| Barbara Döring |
| 28.08.2026 16:00 Uhr |
Besteht der Verdacht auf Gürtelrose, sollten Patienten umgehend den Arzt aufsuchen. Eine frühzeitige Therapie ist wichtig, um eine weitere Ausbreitung des Hautausschlags zu vermeiden und die oft sehr starken Schmerzen zu lindern, die unbehandelt chronifizieren können. Die Therapie bewältigen die Patienten in der Regel selbstständig zu Hause. Nur in schweren Fällen ist eine stationäre Aufnahme erforderlich.

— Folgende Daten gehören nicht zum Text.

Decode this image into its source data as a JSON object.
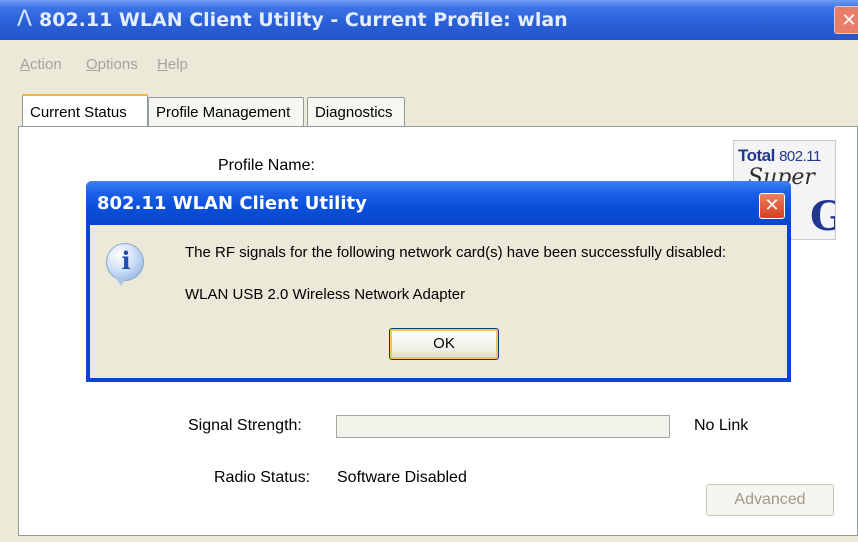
{
  "window": {
    "title": "802.11 WLAN Client Utility - Current Profile: wlan",
    "close_symbol": "✕",
    "app_icon": "Λ"
  },
  "menu": [
    {
      "underline": "A",
      "rest": "ction"
    },
    {
      "underline": "O",
      "rest": "ptions"
    },
    {
      "underline": "H",
      "rest": "elp"
    }
  ],
  "tabs": [
    {
      "label": "Current Status",
      "active": true
    },
    {
      "label": "Profile Management",
      "active": false
    },
    {
      "label": "Diagnostics",
      "active": false
    }
  ],
  "status": {
    "profile_name_label": "Profile Name:",
    "signal_strength_label": "Signal Strength:",
    "signal_strength_value": "No Link",
    "signal_strength_level": 0,
    "radio_status_label": "Radio Status:",
    "radio_status_value": "Software Disabled",
    "advanced_button": "Advanced"
  },
  "logo": {
    "brand": "Total",
    "standard": "802.11",
    "line2": "Super",
    "line3": "G"
  },
  "dialog": {
    "title": "802.11 WLAN Client Utility",
    "close_symbol": "✕",
    "icon": "i",
    "message": "The RF signals for the following network card(s) have been successfully disabled:",
    "adapter": "WLAN USB 2.0 Wireless Network Adapter",
    "ok_button": "OK"
  },
  "colors": {
    "titlebar": "#2a60d8",
    "dialog_frame": "#0844d8",
    "close_button": "#d4421f",
    "window_bg": "#ece9d8",
    "tab_active_highlight": "#f8b33a"
  }
}
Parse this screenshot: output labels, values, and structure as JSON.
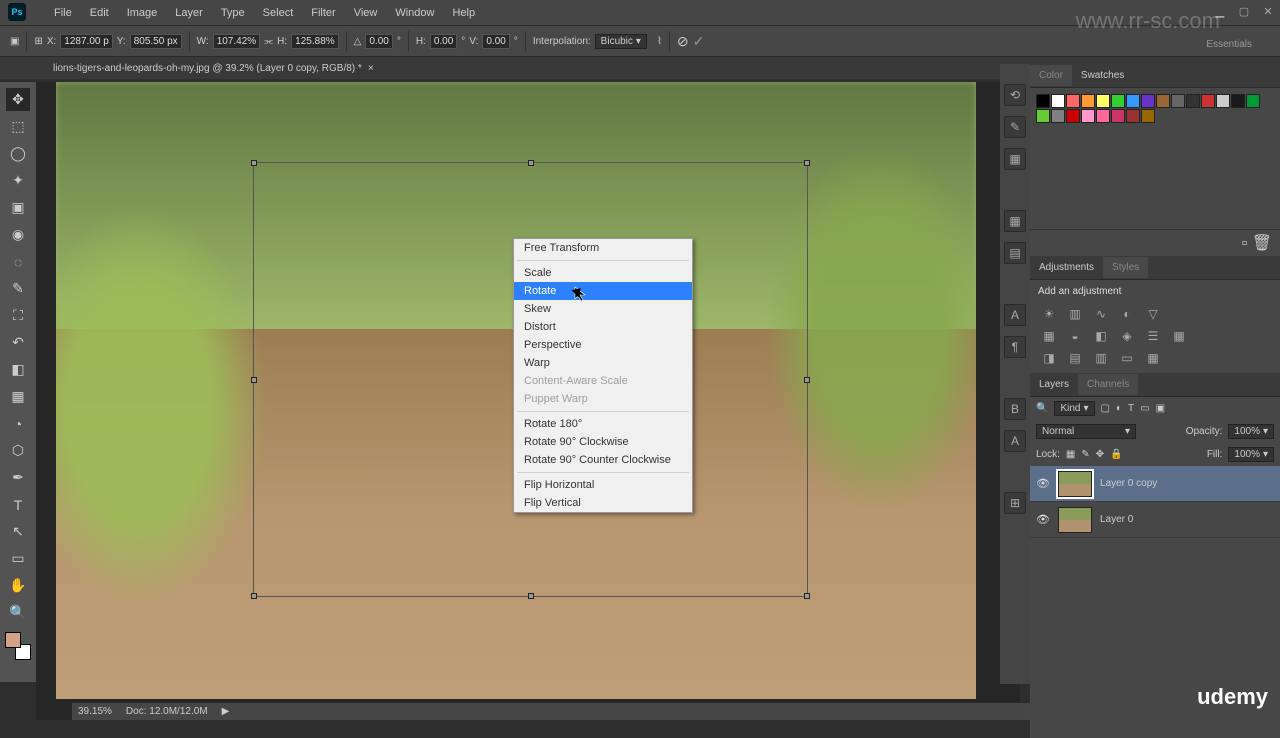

Zur Behandlung kommen systemische antivirale Medikamente wie Aciclovir oder andere Nukleosidanaloga wie Valaciclovir, Famciclovir oder Brivudin sowie antiseptische Mittel zur lokalen Behandlung des Exanthems zum Einsatz. Bei frischen Bläschen empfiehlt die S2k-Leitlinie zur Diagnostik und Therapie des Zosters und der Postzoster-Neuralgie kühlende, entzündungshemmende oder antiseptische Lösungen wie Octenidinlösung. Sind die Bläschen verkrustet, können antiseptische und krustenlösende Gele wie polihexanidhaltige Gele empfohlen werden. Eine topische antivirale Therapie auf der Haut ist nicht angezeigt. In Studien hatte Aciclovir-Creme bei Gürtelrose keinen nachweisbaren Nutzen.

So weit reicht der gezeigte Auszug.